Liability for breach is strict, and it is not a defence that the corporation has not been negligent.
It should also be noted that the definition of a person who is associated with a commercial organisation includes ‘a person who performs services for or on behalf of the organisation in whatever capacity’. This is potentially a very wide category indeed, which could certainly include, for example, a ‘fixer’ or introducer in an overseas market.
There is an important statutory defence available to companies faced with a risk of prosecution. Accordingly, it is a defence for an organisation to prove that it had in place adequate procedures designed to prevent persons associated with the organisation from undertaking such conduct.
Adequate procedures: What are they?
Companies will want to know what procedures they need to put in place to ensure they can use the statutory defence.

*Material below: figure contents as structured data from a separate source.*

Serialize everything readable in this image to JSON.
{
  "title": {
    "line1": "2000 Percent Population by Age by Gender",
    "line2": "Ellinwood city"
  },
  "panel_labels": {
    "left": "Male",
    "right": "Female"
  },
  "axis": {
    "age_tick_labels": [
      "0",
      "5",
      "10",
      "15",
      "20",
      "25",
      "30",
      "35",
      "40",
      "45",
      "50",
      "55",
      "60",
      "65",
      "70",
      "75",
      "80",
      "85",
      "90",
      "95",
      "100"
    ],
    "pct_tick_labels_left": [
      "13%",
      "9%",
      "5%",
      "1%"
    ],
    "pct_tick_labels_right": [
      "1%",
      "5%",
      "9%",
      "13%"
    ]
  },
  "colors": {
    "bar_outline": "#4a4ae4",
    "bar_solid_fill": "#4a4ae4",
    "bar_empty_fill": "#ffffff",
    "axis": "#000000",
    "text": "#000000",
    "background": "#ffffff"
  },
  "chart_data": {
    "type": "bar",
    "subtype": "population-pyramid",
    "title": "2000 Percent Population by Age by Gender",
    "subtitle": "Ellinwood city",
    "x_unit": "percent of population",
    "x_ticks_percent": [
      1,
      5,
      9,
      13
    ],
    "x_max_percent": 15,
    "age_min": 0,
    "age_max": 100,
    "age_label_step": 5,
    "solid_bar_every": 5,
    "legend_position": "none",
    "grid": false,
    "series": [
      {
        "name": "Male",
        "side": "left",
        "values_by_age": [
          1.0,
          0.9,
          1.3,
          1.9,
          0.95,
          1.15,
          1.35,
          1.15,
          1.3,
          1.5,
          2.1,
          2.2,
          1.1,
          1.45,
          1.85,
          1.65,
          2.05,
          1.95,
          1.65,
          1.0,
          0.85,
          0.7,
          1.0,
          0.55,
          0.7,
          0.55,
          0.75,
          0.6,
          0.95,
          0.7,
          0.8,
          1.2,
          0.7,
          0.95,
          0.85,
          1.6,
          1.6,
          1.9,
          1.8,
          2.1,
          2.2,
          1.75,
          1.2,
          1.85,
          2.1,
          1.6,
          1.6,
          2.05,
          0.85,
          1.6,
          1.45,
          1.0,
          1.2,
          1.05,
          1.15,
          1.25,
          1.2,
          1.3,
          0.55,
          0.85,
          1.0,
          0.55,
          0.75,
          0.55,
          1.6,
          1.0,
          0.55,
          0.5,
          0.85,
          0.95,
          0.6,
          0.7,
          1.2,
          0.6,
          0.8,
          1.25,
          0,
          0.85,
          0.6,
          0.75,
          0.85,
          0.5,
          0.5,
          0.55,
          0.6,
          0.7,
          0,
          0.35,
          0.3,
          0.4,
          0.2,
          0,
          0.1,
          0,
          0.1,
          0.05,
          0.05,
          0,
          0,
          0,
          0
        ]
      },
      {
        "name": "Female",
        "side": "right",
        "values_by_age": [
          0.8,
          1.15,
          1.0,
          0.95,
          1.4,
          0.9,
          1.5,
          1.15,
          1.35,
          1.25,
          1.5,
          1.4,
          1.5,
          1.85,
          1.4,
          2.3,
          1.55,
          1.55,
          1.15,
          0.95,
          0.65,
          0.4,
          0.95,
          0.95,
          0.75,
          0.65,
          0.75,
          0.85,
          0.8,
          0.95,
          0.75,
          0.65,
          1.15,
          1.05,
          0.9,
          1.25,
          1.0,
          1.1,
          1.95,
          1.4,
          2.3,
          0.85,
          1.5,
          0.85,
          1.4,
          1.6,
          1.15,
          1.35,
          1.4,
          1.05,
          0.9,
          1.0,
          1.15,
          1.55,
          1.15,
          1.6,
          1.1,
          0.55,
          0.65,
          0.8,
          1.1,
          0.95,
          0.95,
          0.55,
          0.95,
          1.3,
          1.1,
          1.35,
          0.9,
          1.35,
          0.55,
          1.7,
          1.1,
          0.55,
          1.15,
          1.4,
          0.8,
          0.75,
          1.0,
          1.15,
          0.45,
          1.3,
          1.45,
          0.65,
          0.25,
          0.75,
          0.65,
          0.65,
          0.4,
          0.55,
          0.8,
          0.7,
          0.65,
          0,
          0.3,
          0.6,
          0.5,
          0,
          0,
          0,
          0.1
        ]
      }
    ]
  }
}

Guidance will be published by the Secretary of State prior to October 2010. In reality, however, we already have a good idea of the areas companies will need to consider.
Guidance and protocols from respected bodies, including for example the GC 100 Group, make clear that companies should focus on at least the following areas:
· a clear statement acknowledging top level responsibility for the company’s anti-corruption programme
· risk assessment provisions
· clear policies and procedures
· appropriate implementation arrangements
· provisions dealing with due diligence and relationships with business partners
· monitoring and review of actions/conduct
What should you do?
We believe that to prepare for the new Act, businesses will need to take the following steps:
· understand the new law
· assess risk in your business – there is no ‘one size fits all’ approach
· consider what policies you already have in place to ensure that employees, business partners and others understand your refusal to tolerate corrupt practices
· consider what you are doing to make clear to your workforce what is acceptable and what is not
· establish clear governance structures to ensure that responsibility is recognised at the highest level
· critically evaluate what you need to do to build on existing good practices to ensure compliance with the new rules
We can assist you in the work you may need to do to prepare for these changes.
Face up to new responsibilities
Brook Horowitz, head of anti-corruption programmes for the International Business Leaders Forum, wrote in the FT this week: “Companies all over the world are facing increased pressure to take measures to eliminate the risk of corruption from their business practices.
“That pressure is intensified by the fact that the very countries presenting the greatest corruption risks also represent primary growth markets. How to maximise growth and minimise risks in these markets presents one of the biggest management challenges facing business today.”
We believe companies that face up to their new responsibilities and prepare to meet them will be able to go forward with the confidence that they have nothing to fear from these welcome reforms.